Agrippa: Was this well done of your lady?
Charmian: Extremely well, befitting the last of so many noble rulers.
Marc Antony: Your tongue is old, but sharp, Cicero. Be careful how you waggle it. One day it will cut off your head.
Apollodorus: I've always loved you.
Cleopatra: And I have always known.
Antony: Queens. Queens. Strip them naked as any other woman, they are no longer queens.
Rufio: It is also difficult to tell the rank of a naked general. Generals without armies are naked indeed.

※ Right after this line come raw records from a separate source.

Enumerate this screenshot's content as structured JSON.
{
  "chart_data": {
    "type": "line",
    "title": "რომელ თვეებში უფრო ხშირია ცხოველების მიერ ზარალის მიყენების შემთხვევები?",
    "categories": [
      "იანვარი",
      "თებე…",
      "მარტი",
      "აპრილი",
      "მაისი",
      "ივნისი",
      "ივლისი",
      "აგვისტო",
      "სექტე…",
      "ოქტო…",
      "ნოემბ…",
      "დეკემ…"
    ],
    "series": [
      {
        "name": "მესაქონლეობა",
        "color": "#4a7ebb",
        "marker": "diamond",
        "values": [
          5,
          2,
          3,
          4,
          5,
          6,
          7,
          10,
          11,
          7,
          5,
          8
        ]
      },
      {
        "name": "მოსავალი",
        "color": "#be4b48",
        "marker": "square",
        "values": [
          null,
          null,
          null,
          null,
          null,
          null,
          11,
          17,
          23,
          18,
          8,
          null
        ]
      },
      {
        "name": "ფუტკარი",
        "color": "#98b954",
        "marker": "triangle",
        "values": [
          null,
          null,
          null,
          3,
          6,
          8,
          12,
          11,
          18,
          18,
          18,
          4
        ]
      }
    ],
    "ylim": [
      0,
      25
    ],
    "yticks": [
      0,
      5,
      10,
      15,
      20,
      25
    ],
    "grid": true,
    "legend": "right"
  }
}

Agrippa: Nothing bores me so much as an intellectual.
Julius Caesar: Makes a better admiral of you, Agrippa.
Julius Caesar: Why should the eyes of a statue always be without life?
Cleopatra: You come before me as a suppliant.
Antony: If you choose to regard me as such.
Cleopatra: I do. You will therefore assume the position of a suppliant before this throne. You will kneel.
Antony: I will what?
Antony: You dare ask the Proconsul of the Roman Empire?
Cleopatra: I asked it of Julius Caesar. I demand it of you.
Antony: What has angered you? That I dealt with Octavian however I could, or that I married his sister to do it? Jealousy or politics, which?
Cleopatra: Both! And damn you for not understanding either.
Antony: It would not occur to me to look to you for instruction.
Cleopatra: Which is why you have come back chained to Octavian like a slave. And with such an exquisite set of chains. So softly spoken, so virtuous! She sleeps, I hear, fully-clothed.